Alumni Festival 2019 - Inside the mind: the quest to understand how the brain makes sense of the world around us

Inside The Mind - Professor Zoe Kourtzi by UoC Alumni Festival

Can we understand the power of the brain? What could be unlocked if we could?

"I am fascinated by the brain. It is an incredible organ— its power is beyond our comprehension, and when it goes wrong, it has a dramatic effect on all of our lives. By understanding it better, we will be able to treat it better. And Professor Sir Gabriel Horn was right when he wrote it and right now: there’s never been a better time to collaborate to find the answers.

Inside every human head, there are around 86 billion neurons and each one has 1,000 connections. It’s simply mind-boggling to even think about it. How do the brain’s neurons piece together information from the senses to interact with a rapidly changing world? How does the brain learn and how does experience re-organise its functions?
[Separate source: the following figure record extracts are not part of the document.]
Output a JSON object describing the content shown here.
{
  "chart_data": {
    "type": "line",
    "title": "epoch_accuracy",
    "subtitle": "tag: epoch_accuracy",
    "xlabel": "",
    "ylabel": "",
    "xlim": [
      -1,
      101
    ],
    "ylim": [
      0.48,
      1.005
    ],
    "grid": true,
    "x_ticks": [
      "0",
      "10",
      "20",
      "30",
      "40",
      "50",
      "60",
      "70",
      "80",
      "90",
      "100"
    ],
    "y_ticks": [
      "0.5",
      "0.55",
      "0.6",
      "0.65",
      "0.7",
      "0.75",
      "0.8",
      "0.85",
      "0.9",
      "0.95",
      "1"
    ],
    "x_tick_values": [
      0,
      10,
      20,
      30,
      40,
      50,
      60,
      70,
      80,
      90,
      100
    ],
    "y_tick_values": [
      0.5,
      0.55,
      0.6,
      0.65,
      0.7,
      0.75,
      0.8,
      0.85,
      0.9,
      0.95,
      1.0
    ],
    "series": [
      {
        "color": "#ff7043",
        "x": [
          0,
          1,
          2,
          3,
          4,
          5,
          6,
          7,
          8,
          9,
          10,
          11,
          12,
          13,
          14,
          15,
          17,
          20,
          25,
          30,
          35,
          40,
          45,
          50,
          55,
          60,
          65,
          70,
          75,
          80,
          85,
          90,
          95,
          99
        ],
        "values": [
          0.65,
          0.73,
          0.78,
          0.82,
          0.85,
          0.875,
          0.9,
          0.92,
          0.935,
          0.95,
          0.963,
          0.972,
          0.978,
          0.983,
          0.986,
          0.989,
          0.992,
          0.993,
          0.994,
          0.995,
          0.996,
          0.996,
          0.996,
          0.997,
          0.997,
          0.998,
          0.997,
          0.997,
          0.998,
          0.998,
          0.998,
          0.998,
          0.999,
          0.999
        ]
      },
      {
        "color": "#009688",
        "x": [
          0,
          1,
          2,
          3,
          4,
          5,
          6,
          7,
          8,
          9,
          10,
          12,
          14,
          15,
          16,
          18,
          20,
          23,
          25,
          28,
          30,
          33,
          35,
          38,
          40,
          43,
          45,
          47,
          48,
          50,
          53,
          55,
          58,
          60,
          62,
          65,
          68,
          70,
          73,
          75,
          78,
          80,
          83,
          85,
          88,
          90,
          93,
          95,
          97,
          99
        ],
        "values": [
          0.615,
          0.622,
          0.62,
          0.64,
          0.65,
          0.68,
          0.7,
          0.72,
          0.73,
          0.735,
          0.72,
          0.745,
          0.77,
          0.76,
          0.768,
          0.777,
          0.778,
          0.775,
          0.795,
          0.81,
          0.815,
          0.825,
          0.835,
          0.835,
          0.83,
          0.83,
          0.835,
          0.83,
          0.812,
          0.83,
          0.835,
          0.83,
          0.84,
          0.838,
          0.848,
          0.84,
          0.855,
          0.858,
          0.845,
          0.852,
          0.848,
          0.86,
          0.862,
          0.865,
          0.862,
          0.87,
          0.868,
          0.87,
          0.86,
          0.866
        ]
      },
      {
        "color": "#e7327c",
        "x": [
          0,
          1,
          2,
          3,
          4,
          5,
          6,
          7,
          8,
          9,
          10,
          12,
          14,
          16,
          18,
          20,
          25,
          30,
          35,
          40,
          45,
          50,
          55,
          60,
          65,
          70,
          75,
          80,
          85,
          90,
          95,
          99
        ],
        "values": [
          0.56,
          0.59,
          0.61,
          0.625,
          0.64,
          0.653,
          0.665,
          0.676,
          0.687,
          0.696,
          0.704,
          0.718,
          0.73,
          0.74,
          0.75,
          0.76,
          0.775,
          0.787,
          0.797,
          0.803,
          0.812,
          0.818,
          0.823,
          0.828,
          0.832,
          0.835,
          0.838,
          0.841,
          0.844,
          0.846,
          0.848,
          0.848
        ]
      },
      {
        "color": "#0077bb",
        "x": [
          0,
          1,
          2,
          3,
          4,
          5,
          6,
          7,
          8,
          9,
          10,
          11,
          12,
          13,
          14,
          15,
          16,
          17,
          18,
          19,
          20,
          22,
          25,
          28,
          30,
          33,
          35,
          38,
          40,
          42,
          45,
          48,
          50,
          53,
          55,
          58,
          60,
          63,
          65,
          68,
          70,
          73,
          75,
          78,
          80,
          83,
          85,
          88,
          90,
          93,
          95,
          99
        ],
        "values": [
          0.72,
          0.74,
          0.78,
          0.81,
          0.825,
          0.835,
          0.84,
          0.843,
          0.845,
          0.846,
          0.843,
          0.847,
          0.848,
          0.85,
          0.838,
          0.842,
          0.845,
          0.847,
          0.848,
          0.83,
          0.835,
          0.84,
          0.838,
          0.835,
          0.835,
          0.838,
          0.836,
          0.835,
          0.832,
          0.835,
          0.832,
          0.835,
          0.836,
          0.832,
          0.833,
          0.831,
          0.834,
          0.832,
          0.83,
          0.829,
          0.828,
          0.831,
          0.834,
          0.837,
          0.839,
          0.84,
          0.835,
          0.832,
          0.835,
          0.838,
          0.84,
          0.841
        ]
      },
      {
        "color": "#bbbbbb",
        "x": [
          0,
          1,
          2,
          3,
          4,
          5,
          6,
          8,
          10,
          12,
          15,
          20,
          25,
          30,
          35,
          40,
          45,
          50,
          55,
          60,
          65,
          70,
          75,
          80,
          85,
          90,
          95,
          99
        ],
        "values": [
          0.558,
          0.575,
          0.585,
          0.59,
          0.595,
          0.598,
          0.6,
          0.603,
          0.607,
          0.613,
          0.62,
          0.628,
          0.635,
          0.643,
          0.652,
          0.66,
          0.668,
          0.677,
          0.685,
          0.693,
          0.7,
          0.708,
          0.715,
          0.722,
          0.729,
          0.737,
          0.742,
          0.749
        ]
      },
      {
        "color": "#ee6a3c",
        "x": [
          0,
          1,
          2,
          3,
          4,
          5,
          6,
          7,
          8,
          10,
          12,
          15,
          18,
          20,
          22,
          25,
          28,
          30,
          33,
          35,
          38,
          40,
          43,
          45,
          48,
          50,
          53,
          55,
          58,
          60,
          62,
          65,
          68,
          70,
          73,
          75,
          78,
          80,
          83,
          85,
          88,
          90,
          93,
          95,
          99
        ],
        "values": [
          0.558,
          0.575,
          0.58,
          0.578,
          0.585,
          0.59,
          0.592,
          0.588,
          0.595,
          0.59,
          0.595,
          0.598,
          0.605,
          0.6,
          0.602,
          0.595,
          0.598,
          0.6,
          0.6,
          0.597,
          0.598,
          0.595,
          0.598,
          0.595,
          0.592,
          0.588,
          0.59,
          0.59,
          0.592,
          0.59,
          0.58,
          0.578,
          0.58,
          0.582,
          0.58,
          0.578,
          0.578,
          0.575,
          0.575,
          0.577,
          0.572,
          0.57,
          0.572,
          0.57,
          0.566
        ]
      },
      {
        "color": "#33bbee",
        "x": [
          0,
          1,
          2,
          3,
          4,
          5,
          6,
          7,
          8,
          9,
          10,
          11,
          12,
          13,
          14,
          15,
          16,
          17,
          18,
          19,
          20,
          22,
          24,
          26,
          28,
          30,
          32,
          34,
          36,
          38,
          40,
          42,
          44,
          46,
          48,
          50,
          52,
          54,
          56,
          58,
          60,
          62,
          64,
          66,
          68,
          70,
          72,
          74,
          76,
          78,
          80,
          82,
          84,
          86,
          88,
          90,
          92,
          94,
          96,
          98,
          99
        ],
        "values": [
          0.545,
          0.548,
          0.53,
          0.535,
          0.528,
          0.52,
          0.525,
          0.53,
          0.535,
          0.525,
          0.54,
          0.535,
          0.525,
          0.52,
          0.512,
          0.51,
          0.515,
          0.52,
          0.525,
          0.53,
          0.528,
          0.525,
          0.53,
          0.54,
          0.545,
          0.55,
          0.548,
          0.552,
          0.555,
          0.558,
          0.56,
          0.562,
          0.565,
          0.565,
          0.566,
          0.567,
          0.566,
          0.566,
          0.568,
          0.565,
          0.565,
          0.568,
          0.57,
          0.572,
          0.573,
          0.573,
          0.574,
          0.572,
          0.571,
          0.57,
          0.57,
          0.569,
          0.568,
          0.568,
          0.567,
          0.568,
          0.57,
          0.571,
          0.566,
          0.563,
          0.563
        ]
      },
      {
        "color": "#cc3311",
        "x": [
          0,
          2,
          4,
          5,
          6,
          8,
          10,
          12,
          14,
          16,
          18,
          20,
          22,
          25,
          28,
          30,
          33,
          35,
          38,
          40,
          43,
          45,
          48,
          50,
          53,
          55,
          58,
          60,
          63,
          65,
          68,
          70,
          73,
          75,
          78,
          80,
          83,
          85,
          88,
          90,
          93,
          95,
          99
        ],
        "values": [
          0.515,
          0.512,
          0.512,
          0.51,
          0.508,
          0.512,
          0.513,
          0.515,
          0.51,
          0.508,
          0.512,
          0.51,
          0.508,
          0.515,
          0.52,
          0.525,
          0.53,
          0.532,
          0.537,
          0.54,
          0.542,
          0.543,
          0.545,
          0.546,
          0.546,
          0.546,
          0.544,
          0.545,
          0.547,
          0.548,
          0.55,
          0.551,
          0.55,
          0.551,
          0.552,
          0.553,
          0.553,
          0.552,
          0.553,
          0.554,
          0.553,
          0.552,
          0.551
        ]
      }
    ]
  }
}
Does the brain need a personal trainer? Can you get an old brain to learn new tricks? Can we re-wire our brain through training and playing?

"If we could understand the brain, we could learn not only how we reason and how we remember but could unlock the reasons for neurological and mental health disorders such as Alzheimer’s and Parkinson’s Disease, depression, anxiety and schizophrenia."

Speakers

Professor Zoe Kourtzi is Professor of Experimental Psychology and Computational Cognitive Neuroscience in Cambridge's Department of Psychology. Her experimental work aims to understand the role of lifelong learning and brain plasticity in enabling humans of all ages to translate sensory experience into adaptive behaviours. Her computational work aims to develop predictive models of mental health and disease based on large-scale population data. Her work has translational impact in the early diagnosis and design of personalised interventions in healthy ageing and mental health disorders.

She received her PhD from Rutgers University and was postdoctoral fellow at MIT and Harvard University. She was a Senior Research Scientist at the Max Planck Institute for Biological Cybernetics and then a Chair in Brain Imaging at the University of Birmingham. Zoe moved to the University of Cambridge in 2013; she is a fellow of Downing College and the Cambridge University Lead at the Alan Turing Institute.